I have had students write powerful essays about what being Catholic means to them. One single mom wrote, “Being Catholic means being forgiven and taking up your cross.” A+.

I like my students. They are very respectful to me as a teacher. They are much more charitable, generous and caring than I ever have been, for the most part. They are kind and helpful people who care about their neighbor. Even the left-liberal kids are not radical. People discuss things (in the halls, mostly) civilly. We are not yet like the colleges on the East & West Coasts. My students got a raw deal in the K-12 schools and the Church isn’t reaching them. I am a certified catechist in my Catholic diocese. I believe the effects of poverty have overwhelmed this area. I also believe the CCD program, a failure in logistics as well as handing on the faith, shares much of the blame for the tremendous apathy among Catholics here.

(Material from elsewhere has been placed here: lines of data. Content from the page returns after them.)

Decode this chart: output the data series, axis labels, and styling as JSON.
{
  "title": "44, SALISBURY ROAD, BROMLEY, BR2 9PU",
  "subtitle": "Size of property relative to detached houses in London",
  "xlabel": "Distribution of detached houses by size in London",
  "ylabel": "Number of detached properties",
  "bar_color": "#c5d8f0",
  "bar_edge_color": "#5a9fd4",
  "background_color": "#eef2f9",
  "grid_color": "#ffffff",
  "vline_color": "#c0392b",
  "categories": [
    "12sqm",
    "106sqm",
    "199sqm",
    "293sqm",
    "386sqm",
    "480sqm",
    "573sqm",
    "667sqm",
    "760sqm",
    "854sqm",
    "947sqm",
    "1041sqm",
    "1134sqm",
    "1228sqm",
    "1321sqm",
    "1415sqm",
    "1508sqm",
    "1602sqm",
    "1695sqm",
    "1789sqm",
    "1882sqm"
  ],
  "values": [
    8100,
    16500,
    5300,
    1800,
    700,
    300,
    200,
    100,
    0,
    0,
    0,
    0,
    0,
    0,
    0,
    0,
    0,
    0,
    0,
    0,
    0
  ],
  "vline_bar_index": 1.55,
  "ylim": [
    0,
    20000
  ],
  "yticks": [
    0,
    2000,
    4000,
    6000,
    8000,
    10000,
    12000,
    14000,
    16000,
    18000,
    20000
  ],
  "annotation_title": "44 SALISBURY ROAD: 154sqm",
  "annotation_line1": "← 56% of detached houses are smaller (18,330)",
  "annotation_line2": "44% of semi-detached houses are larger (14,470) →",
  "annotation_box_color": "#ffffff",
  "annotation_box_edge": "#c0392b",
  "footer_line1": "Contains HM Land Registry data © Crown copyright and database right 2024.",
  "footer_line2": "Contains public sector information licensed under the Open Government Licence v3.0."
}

My Catholic students seem to me lost sheep without a shepherd.

The social justice tradition must, in the end, be called an intellectual tradition. These students are being formed, educated and catechized, whereas most students who identify with faith simply are not.

A neutral teacher in a course without content has few opportunities to do anything about that.

One last thing: my part of the world is not radical at all. Even if one no longer associates with religion, one does not disrespect it. Theirs is a family oriented culture. The young women have their babies. They will often then struggle as single mothers, but they have their babies. This was not true where I went to school. I don’t remember any students there having children, in or out of marriage. At this college, every class has many young women who are also mothers. There is no protest or uproar here because the general culture at my college is very conservative and the social justice movement here is only just beginning.

Educational neutrality is puzzling. I tend to think that we only begin to understand things in the humanities and social sciences by understanding point of view. Point of view journalism, at least in analysis and commentary, unlocks stories in a way neutrality cannot.

I cannot impose my viewpoint on students who are still struggling to understand themselves and their world. At the same time, it’s more than curious that a so-called traditional Catholic Christian who is certified as a catechist by a Catholic bishop is working doubletime to completely unravel the traditional understanding of the world.

It’s hard for me to believe that God wants me in this job since I am doing such a good job of empowering all those who oppose Him. God does indeed work in mysterious ways, or maybe I have to find a way out of the maze of neutrality.

Thank you for inquiring about my comment. I am honored. The American Conservative and your blog in particular are the best political writing on the Web.

Sadly, if any of this seems blogworthy, I would ask that you be vague enough that I can’t be identified. I don’t have tenure, and while the social justice contingent is not radicalized here yet, the majority of professors are. The students are not aware of all the politics yet; they just want a job. While things are quiet for now, I don’t think they will stay that way. After all, we have Title IX funding.